Perhaps pursue a hobby, attend to grandchildren, travel, and even catch up with family members.
Meet 73-year-old former Research and Analysis Wing (RAW) officer J K Sinha, who has found a fulfilling way to spend his retired life.
In 2005, Sinha founded the Shoshit Seva Sangh (SSS) to provide quality education to the Musahar children.
Traditionally, those belonging to the Musahar community caught rats in the fields and ate them, and because of this, were considered to be untouchables. As a result, a majority of them never went to school.
Sinha’s exposure to the community goes back to 1968 when he was in service.
Recollecting the experience, he says, in this video, “When I saw the condition of the Musahars, I felt that it was a national shame. Therefore when I retired, I was determined to do something for the community, in my own small way.”
When the school started operations, they had four students. Recollecting the initial days, Sinha said to The Pioneer, “Parents felt that it was a waste of time to send their children to school. They would instead make their child follow their own profession.”

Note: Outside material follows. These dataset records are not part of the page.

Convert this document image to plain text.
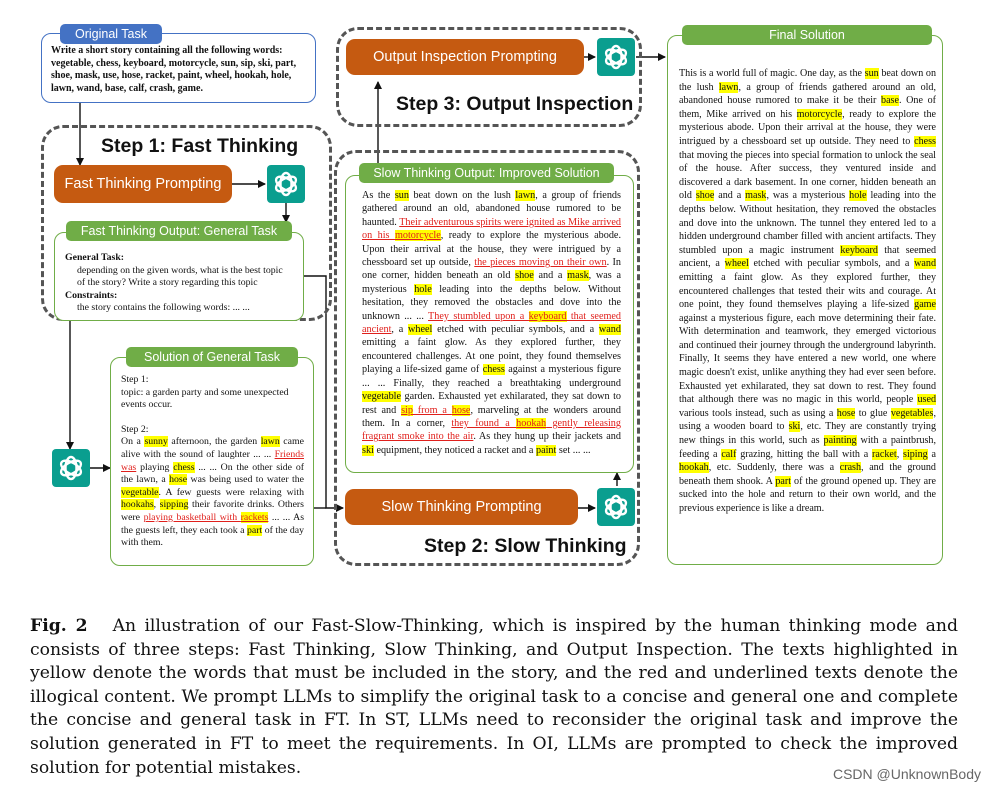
Write a short story containing all the following words: vegetable, chess, keyboard, motorcycle, sun, sip, ski, part, shoe, mask, use, hose, racket, paint, wheel, hookah, hole, lawn, wand, base, calf, crash, game.
Original Task
Step 1: Fast Thinking
Step 2: Slow Thinking
Step 3: Output Inspection
Fast Thinking Prompting
General Task:
depending on the given words, what is the best topic of the story? Write a story regarding this topic
Constraints:
the story contains the following words: ... ...
Fast Thinking Output: General Task
Step 1:
topic: a garden party and some unexpected events occur.
Step 2:
On a sunny afternoon, the garden lawn came alive with the sound of laughter ... ... Friends was playing chess ... ... On the other side of the lawn, a hose was being used to water the vegetable. A few guests were relaxing with hookahs, sipping their favorite drinks. Others were playing basketball with rackets ... ... As the guests left, they each took a part of the day with them.
Solution of General Task
As the sun beat down on the lush lawn, a group of friends gathered around an old, abandoned house rumored to be haunted. Their adventurous spirits were ignited as Mike arrived on his motorcycle, ready to explore the mysterious abode. Upon their arrival at the house, they were intrigued by a chessboard set up outside, the pieces moving on their own. In one corner, hidden beneath an old shoe and a mask, was a mysterious hole leading into the depths below. Without hesitation, they removed the obstacles and dove into the unknown ... ... They stumbled upon a keyboard that seemed ancient, a wheel etched with peculiar symbols, and a wand emitting a faint glow. As they explored further, they encountered challenges. At one point, they found themselves playing a life-sized game of chess against a mysterious figure ... ... Finally, they reached a breathtaking underground vegetable garden. Exhausted yet exhilarated, they sat down to rest and sip from a hose, marveling at the wonders around them. In a corner, they found a hookah gently releasing fragrant smoke into the air. As they hung up their jackets and ski equipment, they noticed a racket and a paint set ... ...
Slow Thinking Output: Improved Solution
Slow Thinking Prompting
Output Inspection Prompting
This is a world full of magic. One day, as the sun beat down on the lush lawn, a group of friends gathered around an old, abandoned house rumored to make it be their base. One of them, Mike arrived on his motorcycle, ready to explore the mysterious abode. Upon their arrival at the house, they were intrigued by a chessboard set up outside. They need to chess that moving the pieces into special formation to unlock the seal of the house. After success, they ventured inside and discovered a dark basement. In one corner, hidden beneath an old shoe and a mask, was a mysterious hole leading into the depths below. Without hesitation, they removed the obstacles and dove into the unknown. The tunnel they entered led to a hidden underground chamber filled with ancient artifacts. They stumbled upon a magic instrument keyboard that seemed ancient, a wheel etched with peculiar symbols, and a wand emitting a faint glow. As they explored further, they encountered challenges that tested their wits and courage. At one point, they found themselves playing a life-sized game against a mysterious figure, each move determining their fate. With determination and teamwork, they emerged victorious and continued their journey through the underground labyrinth. Finally, It seems they have entered a new world, one where magic doesn't exist, unlike anything they had ever seen before. Exhausted yet exhilarated, they sat down to rest. They found that although there was no magic in this world, people used various tools instead, such as using a hose to glue vegetables, using a wooden board to ski, etc. They are constantly trying new things in this world, such as painting with a paintbrush, feeding a calf grazing, hitting the ball with a racket, siping a hookah, etc. Suddenly, there was a crash, and the ground beneath them shook. A part of the ground opened up. They are sucked into the hole and return to their own world, and the previous experience is like a dream.
Final Solution
Fig. 2 An illustration of our Fast-Slow-Thinking, which is inspired by the human thinking mode and consists of three steps: Fast Thinking, Slow Thinking, and Output Inspection. The texts highlighted in yellow denote the words that must be included in the story, and the red and underlined texts denote the illogical content. We prompt LLMs to simplify the original task to a concise and general one and complete the concise and general task in FT. In ST, LLMs need to reconsider the original task and improve the solution generated in FT to meet the requirements. In OI, LLMs are prompted to check the improved solution for potential mistakes.	CSDN @UnknownBody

Not only did his friends think his idea of educating the children of the Musahar community was laughable but he also met with resistance from members of the community who attached no importance to education.
Having sold his flat in Delhi, Sinha returned to Patna with a mission to educate and transform the community.
The school – Shoshit Samadhan Kendra
The school provides free education to students until class 12 as well as free boarding, lodging, clothing, healthcare, and other necessities. It is affiliated to the Central Board of School Education (CBSE).
What is remarkable about the students is their confidence.
The fact that teachers work doubly hard to prepare them for any situation certainly adds to this.
One of the students was invited to participate in a special charity show hosted by Kaun Banega Crorepati. The child who went on to win Rs 25 lakh, decided to utilise the prize money towards the school’s development rather than gifting it to his family, an incident so telling of the difference that the school has made to him.
From four students in 2005, the strength today is 460. Sinha is hopeful to further increase this number to almost 1,000 by 2020.
Manoj Kumar, a student of the school, says, “I joined the school in 2009, so I have now spent a decade here. As a child of seven, when I came here, I didn’t know anything outside my village. Being here has instilled so much confidence in me.”
Aspiring to become a scientist, Manoj is just one among the many success stories of this school. While he credits much of it to the founder, he also says that he will return to help in whatever he can.
According to Prem Kumar who hails from Punpun near Patna, “My parents are very poor, and they did not want me to go to school. But Sir’s (Sinha) people managed to persuade them, and so I am now in standard nine,” he says in flawless English, to The New Indian Express.
14 years since the inception of the school, J K Sinha has, this year, been conferred with a Padma Shri in the field of Affordable Education.
“I am happy that my work has been recognised. This honour reminds me of the huge work of improving the education system for the needy that lies before us,” Sinha told the publication.
Besides empowering children from this community, Sinha has given each of them a new lease of life and the confidence to take on any situation life brings.
We, at The Better India, congratulate and salute J K Sinha for his inspiring work.